In order to extract the lithium in East Taijnar Lake, the Chinese Academy of Sciences has already set up a research facility there together with a few companies. A similar situation has occurred less than 100 kilometers away in West Taijnar Lake, where some large corporations from Beijing have already set up bases to tap this resource.

Here we could see an endless expanse of white, crystalline salt that stretched as far as the eye can see. According to Ma Haizhou, director of the research center at East Taijnar Lake, we were lucky to be able to witness such a rare sight. That's because this area is prone to sandstorms, which tend to cover the salt with a layer of sand; we just happened to be here during a brief lull in the sandstorms.

That night we stayed at a makeshift house beside East Taijnar Lake. The noise from the generators made sleep difficult. Accompanying us was Dr Shan Fashou, who described being stuck in this barren expanse for a few days. Our driver Song told us how a research team in the Altyn-Tagh met with flash floods and was trapped in the mountains for a few days. These stories helped us better appreciate the hardship that the early researchers survived in their efforts to explore western China.

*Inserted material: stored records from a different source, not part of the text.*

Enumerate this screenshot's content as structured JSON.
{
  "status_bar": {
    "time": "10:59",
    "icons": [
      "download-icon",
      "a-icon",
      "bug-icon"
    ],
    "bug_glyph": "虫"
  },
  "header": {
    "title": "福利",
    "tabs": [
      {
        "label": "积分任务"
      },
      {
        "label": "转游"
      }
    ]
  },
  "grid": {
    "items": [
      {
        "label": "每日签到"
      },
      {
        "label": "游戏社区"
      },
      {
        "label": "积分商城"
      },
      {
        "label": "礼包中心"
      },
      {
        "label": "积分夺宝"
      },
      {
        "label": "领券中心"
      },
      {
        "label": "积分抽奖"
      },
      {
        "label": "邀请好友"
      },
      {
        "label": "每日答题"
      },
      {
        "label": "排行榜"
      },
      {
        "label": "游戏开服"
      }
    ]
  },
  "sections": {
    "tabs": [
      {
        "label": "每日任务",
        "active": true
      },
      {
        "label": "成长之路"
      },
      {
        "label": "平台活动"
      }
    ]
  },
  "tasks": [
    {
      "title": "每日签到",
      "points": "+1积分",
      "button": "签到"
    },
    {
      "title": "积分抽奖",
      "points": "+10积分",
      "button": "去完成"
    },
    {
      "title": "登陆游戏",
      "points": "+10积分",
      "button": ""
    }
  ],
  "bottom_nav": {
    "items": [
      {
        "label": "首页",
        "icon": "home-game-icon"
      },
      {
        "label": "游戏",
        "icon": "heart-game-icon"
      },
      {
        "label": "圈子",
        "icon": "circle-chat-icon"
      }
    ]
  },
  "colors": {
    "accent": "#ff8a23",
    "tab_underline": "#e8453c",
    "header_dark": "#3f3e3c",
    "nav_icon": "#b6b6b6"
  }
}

Everyone else was asleep. I put on a coat and got out under the blanket of stars above me. The landscape was lonely and surreal - I felt as if I had been on Mars or the moon. I could not help but wonder: How could we use such a place ? For racing? A casino city like Las Vegas? Or a massive solar farm? Later I found it rather amusing that we humans just can't seem to leave nature alone. Why must we "use" this space for "something?"

When I got back to my room, I found my boots covered in a sticky layer of mud. Dr Shan said that was because the salt on the ground absorbs moisture from the air and then dissolves in it - a process known as deliquescence. This process also gives the ground a wet appearance. By noon the next day, the sun would heat up the land; the salt in the ground would lose water and crystallize again. In this way the landscape of salt undergoes a perpetual cycle that repeats itself every day.

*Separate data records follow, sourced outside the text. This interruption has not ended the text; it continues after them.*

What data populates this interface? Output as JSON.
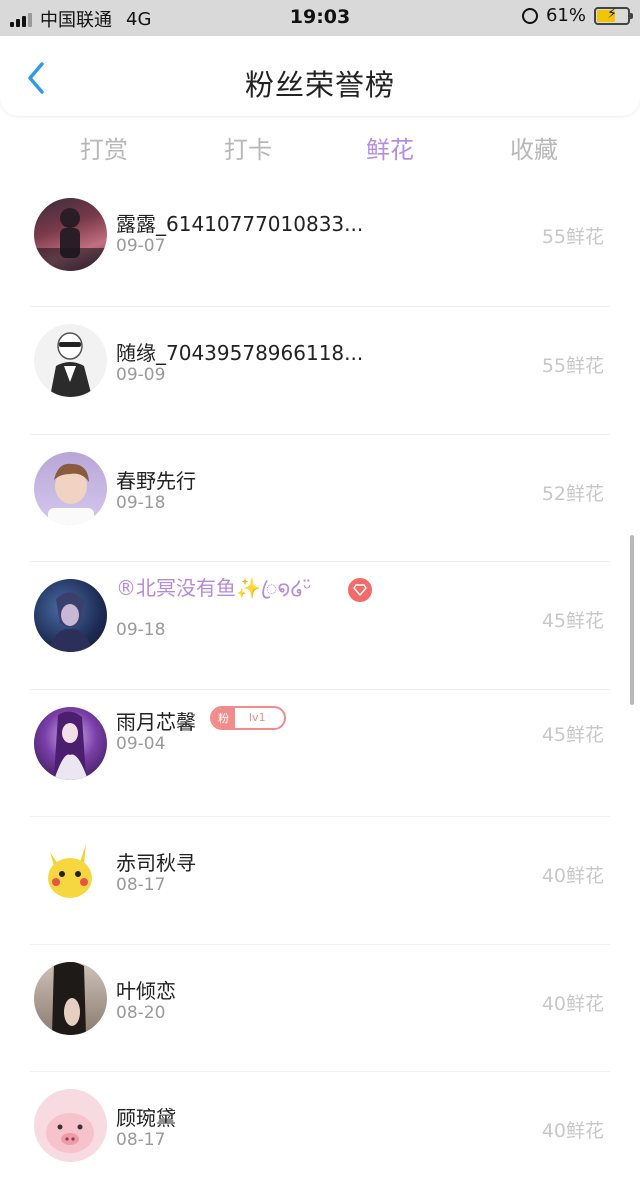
{
  "status_bar": {
    "carrier": "中国联通",
    "network": "4G",
    "time": "19:03",
    "battery": "61%",
    "battery_level": 0.61,
    "battery_color": "#f4c400"
  },
  "header": {
    "title": "粉丝荣誉榜",
    "back_icon": "chevron-left-icon",
    "accent": "#2e9be6"
  },
  "tabs": [
    {
      "label": "打赏"
    },
    {
      "label": "打卡"
    },
    {
      "label": "鲜花",
      "active": true
    },
    {
      "label": "收藏"
    }
  ],
  "active_color": "#b48ee6",
  "rows": [
    {
      "name": "露露_61410777010833...",
      "date": "09-07",
      "amount": "55鲜花"
    },
    {
      "name": "随缘_70439578966118...",
      "date": "09-09",
      "amount": "55鲜花"
    },
    {
      "name": "春野先行",
      "date": "09-18",
      "amount": "52鲜花"
    },
    {
      "name": "®北冥没有鱼✨ꦿ໑໒ᵕ̈",
      "date": "09-18",
      "amount": "45鲜花",
      "vip_icon": "diamond-icon"
    },
    {
      "name": "雨月芯馨",
      "date": "09-04",
      "amount": "45鲜花",
      "badge": {
        "label": "粉",
        "level": "lv1"
      }
    },
    {
      "name": "赤司秋寻",
      "date": "08-17",
      "amount": "40鲜花"
    },
    {
      "name": "叶倾恋",
      "date": "08-20",
      "amount": "40鲜花"
    },
    {
      "name": "顾琬黛",
      "date": "08-17",
      "amount": "40鲜花"
    }
  ]
}
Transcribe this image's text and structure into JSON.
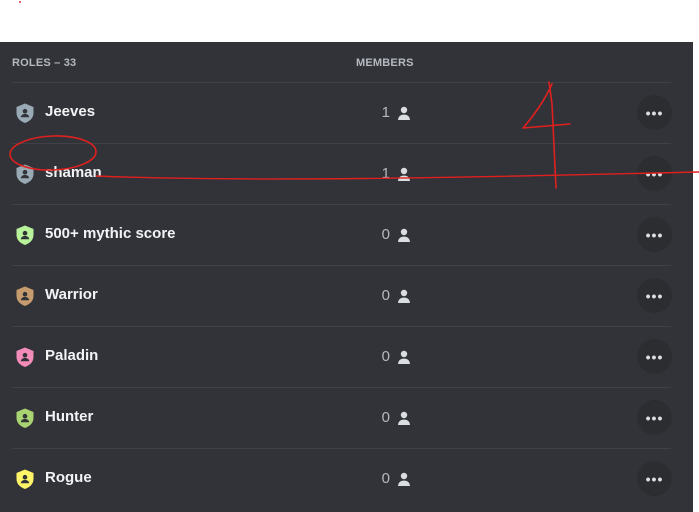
{
  "header": {
    "roles_count": "ROLES – 33",
    "members": "MEMBERS"
  },
  "roles": [
    {
      "name": "Jeeves",
      "members": "1",
      "color": "#99aab5"
    },
    {
      "name": "shaman",
      "members": "1",
      "color": "#99aab5"
    },
    {
      "name": "500+ mythic score",
      "members": "0",
      "color": "#b8f29a"
    },
    {
      "name": "Warrior",
      "members": "0",
      "color": "#c69b6d"
    },
    {
      "name": "Paladin",
      "members": "0",
      "color": "#f48cba"
    },
    {
      "name": "Hunter",
      "members": "0",
      "color": "#aad372"
    },
    {
      "name": "Rogue",
      "members": "0",
      "color": "#fff468"
    }
  ],
  "icons": {
    "role": "shield-person-icon",
    "member": "person-icon",
    "more": "more-options-icon"
  },
  "more_glyph": "•••",
  "annotation_color": "#e0201e"
}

The next morning we were on our way, and the salt highway gleamed in the morning sun. I knew that was the deliquescence that Shan had told me about the previous night. I gazed at both sides of the road. The white and dry expanse that we saw the day before now looked like freshly tilled fields from the plains of northern China.

These "fields" would soon turn white in just a matter of hours. In this never-ending cycle of crystallization and deliquescence, the flowers of salt that bloom in the Qaidam Basin take on a different look day after day.